The inputs — Starting Portfolio Balance, Annual Withdrawal, Year 1 Return %, Year 2 Return %, and Year 3 Return % — do not pull with equal force. Not every input has equal weight. Flip one at a time toward extreme values to feel which ones move the needle most for your situation.

How the math works

Compare ending balance with same returns in different sequences (bad first vs good first). The working is transparent — you can verify every step yourself in the formula section below. No black box, no opaque "proprietary model".

Why investors run this

Most people's intuition for compounding is wrong — not because the math is hard, but because linear thinking doesn't account for curves. Running numbers through a calculator like this one is the cheapest way to recalibrate that intuition before making an irreversible decision about contribution rate, asset mix, or retirement age.

What this doesn't capture

Steady-rate math ignores real-world volatility. Actual returns are lumpy; sequence-of-returns risk matters most in drawdown; fees and taxes drag on compound growth; and behaviour changes in drawdowns can reduce outcomes below the projection. Treat the number as one scenario, not a forecast.

Example Scenario

£1,000,000 £ with £40,000 £/yr at returns -20%/5%/25% = $36,900.00.

Inputs

Starting Portfolio Balance:1,000,000 £
Annual Withdrawal:40,000 £
Year 1 Return %:-20
Year 2 Return %:5
Year 3 Return %:25
Expected Result$36,900.00

This example uses typical values for illustration. Adjust the inputs above to match a specific situation and see how the result changes.

Sources & Methodology

Methodology

Compare ending balance with same returns in different sequences (bad first vs good first).

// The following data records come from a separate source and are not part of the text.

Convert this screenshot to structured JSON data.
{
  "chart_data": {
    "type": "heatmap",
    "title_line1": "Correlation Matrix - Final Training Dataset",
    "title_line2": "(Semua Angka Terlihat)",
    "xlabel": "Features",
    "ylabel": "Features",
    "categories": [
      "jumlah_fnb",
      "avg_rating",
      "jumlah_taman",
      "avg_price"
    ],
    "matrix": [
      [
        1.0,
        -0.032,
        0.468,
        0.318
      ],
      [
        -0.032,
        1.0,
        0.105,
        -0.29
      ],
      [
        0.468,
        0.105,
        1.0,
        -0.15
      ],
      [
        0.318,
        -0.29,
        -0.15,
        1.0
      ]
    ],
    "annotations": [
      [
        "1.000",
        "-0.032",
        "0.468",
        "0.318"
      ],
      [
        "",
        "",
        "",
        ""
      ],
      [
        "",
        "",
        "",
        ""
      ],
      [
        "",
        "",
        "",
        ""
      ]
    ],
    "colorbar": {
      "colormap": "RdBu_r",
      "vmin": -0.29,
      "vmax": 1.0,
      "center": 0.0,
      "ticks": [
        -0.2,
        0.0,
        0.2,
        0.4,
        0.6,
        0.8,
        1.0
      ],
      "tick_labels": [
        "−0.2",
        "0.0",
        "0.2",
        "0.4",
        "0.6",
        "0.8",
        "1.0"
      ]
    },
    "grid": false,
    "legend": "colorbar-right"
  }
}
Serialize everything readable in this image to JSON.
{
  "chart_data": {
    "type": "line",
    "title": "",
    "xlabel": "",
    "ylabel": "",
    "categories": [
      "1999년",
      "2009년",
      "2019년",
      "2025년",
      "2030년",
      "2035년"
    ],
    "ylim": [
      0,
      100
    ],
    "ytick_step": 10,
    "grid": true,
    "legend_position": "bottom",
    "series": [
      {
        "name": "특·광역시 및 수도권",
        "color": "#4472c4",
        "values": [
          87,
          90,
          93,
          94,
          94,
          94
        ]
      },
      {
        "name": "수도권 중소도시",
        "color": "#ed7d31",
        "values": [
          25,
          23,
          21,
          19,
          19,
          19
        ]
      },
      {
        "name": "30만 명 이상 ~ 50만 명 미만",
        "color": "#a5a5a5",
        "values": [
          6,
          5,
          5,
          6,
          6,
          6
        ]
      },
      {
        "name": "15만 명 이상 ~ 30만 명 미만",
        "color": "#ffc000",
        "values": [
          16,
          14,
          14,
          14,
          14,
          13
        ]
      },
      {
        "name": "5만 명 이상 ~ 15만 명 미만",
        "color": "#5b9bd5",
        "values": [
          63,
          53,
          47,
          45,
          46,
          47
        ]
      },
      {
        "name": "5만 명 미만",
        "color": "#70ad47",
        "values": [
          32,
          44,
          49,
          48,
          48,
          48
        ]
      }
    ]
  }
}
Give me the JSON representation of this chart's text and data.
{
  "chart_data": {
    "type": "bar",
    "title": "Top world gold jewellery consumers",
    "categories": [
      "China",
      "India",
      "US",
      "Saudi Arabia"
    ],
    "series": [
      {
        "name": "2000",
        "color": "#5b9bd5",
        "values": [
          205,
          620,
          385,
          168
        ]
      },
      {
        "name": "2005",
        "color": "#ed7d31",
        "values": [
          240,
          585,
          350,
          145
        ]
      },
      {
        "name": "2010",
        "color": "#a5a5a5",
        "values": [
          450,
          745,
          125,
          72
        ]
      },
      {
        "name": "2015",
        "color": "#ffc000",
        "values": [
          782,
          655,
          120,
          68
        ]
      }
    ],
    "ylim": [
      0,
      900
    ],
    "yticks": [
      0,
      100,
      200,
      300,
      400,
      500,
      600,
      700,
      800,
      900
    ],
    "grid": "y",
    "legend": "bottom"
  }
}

Frequently Asked Questions

Why sequence matters in retirement?
Withdrawing while market is down means selling more shares at low prices. Less capital to participate in eventual recovery. Bad returns early in retirement can be devastating - portfolio depleted before market recovers. Same returns in different order during accumulation: identical outcome (no withdrawals).
Mitigation strategies?
(1) Bond tent: higher bond % at retirement, glide back to stocks. (2) Cash buffer: 2-3 years expenses in cash to avoid selling stocks during downturns. (3) Variable withdrawal: cut spending in bad years (take 3% instead of 4%). (4) Part-time work first 5 years to reduce withdrawal pressure. (5) Annuity for base income, portfolio for upside.
When is sequence risk worst?
First 5-10 years of retirement (Bengen research). Bad returns then have most damaging long-term effect. After 15+ years of withdrawals, sequence risk diminishes (portfolio either survived or didn't). Pre-retirement and accumulation phase: zero sequence risk - just average returns matter.
Safe withdrawal rate (SWR)?
Bengen's 4% rule: 4% withdrawal of initial portfolio, adjusted for inflation, succeeds 95%+ over 30 years historically. Adjustments: 3.3-3.5% for longer retirements (40+ years), 4.5%+ if flexible (cut in bad years). Sequence risk is the reason 4% isn't 7% (the long-term return) - need buffer for bad early years.